Does an MBA degree benefit ENGINEERS? / Do Engineers benefit from Graduate Business School education?


From the link: http://www.engineerjobs.com/content/2012/getting-an-mba-as-an-engineer-worth-it.htm

Interesting read from the link above. Some points have been mentioned below:

PROS:
  • Instrinsic value of studying business
  • Promotion in job with current company / employer
  • Career transition using the MBA
  • Tremederous catalyst to increase salary (when applicable)
  • Expanding contacts and professional networks
CONS:
  • Opportunity Cost
  • Not necessarily a pre-requisite to leadership positions
  • MBA will not necessarily increase your pay
  • Employers are occasionally biased against MBAs
  • Not all MBAs are equal
  • MBA study material not particularly challenging for engineers
Bottom-Line:

Bottom Line: Is Getting an MBA Worth it as an Engineer?

“Yes” if
  • You want to move into a managerial or C-suite position for a large corporation or a traditional employer.
  • Your job (or anticipated job) will require managing a budget or forecasting.
  • You would like to change careers, especially if you are looking outside of engineering altogether.
“No” if...
  • You want to remain the go-to problem solver or technical wizard.
  • Don’t want to fork over two (or more) years of your time and incur expensive student loan debt.
  • Want to remain with a traditional engineering firm.
  • Need a guaranteed return on investment.

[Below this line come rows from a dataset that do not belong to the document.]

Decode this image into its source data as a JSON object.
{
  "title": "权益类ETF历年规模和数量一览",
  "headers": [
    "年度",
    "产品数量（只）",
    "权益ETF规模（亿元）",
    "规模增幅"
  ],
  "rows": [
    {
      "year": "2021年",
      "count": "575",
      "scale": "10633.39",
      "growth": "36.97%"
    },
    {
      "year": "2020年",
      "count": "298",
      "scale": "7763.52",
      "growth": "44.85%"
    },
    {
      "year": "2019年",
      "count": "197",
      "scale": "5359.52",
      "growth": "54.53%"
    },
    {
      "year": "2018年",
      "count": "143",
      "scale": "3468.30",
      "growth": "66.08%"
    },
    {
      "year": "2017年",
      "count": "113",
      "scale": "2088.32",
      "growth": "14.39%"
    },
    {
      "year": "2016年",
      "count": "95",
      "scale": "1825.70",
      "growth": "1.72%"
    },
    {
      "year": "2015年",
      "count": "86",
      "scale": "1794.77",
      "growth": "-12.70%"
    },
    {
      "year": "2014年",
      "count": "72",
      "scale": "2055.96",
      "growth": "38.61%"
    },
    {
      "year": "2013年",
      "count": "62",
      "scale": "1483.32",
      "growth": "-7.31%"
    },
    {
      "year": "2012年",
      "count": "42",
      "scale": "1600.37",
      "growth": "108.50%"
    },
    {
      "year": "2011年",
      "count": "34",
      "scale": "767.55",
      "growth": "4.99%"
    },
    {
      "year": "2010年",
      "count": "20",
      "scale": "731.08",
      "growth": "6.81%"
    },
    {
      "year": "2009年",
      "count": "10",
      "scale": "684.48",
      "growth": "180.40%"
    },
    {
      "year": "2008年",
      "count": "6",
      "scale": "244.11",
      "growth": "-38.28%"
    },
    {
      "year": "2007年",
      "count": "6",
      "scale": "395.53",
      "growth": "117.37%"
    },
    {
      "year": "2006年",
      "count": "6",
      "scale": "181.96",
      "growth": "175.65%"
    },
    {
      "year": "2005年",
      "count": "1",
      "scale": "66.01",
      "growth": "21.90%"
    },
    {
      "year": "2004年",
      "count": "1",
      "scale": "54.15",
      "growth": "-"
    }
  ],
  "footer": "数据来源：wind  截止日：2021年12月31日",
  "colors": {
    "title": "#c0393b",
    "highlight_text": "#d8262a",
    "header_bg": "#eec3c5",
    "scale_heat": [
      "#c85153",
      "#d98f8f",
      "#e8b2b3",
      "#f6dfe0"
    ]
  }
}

An MBA is a change agent when applied to a conventional engineering career.
Caveat emptor obtaining an MBA does not necessarily mean you will be promoted or see a salary increase – and it will entail your advance on a significant time and monetary investment.
But if you want to be considered for management or C-Suite position within your current firm, make yourself a more valuable candidate to be recruited by another company, or transition out of engineering altogether- an MBA is a considerable asset.

What can Engineers and MBAs learn from each other?

From the link: http://zebulonsolutions.com/productizationblog/?p=424

What engineers can learn from MBAs:
  1. Every decision should include a financial aspect. Spec a part; look at the cost. Design a process; look at the cost. It’s not good enough just to say “hey this part functions best.”
  2. Look at everything from a total cost of ownership point of view. It’s not just piece part cost, it’s yield, it’s field returns, it’s overhead, it’s inventory tied up on the water.
  3. Understand cash flow. This probably should be number one, but it’s tough. If you buy a part in China, have it sit in WIP in a factory for a month then two months on the water, that makes a difference.
  4. Learn to calculate IRR. Use it to make financial decisions (1), calculate total cost of ownership (2), and to do an IRR calculation you gotta understand cash flow (3). Hint: IRR = Internal Rate of Return, an ROI type calculation, but better suited for development type projects with uneven cash inlays and outlays. It’s the inverse function of NPV = Net Present Value. And it’s in Excel, although it can be tricky to use (it’s an iterative calculation so sometimes it needs a seed…).

What MBAs can learn from engineers:
  1. What a BOM is (Bill of Materials); what an ECN is (Engineering Change Notice); what EOL is (End of Life).
  2. Understanding the age old engineering adage: On time. On budget. Works. Pick Two. Engineering is about compromise. And Murphy was an engineer.
  3. What a product development schedule really entails, and how to budget and schedule for the real world. Engineers know what it really takes to get a product out the door; they know that real product development involves iterations; and that novel products and technologies take a lot of efforts. Yes DFMEAs and validation testing cost money up front, but they decrease the total cost of ownership. See above.
  4. That engineering is very often about good enough; that no product will be perfect; that compromises are in order. And that saving money does no good if the dang product doesn’t function properly
Of course there is always the option for engineers to just plain enroll in a b-school, but not all of us have the luxury of the time and money to do so. But that doesn’t mean we engineers shouldn’t learn the key points. And maybe teach an MBA a key point or three about engineering as well.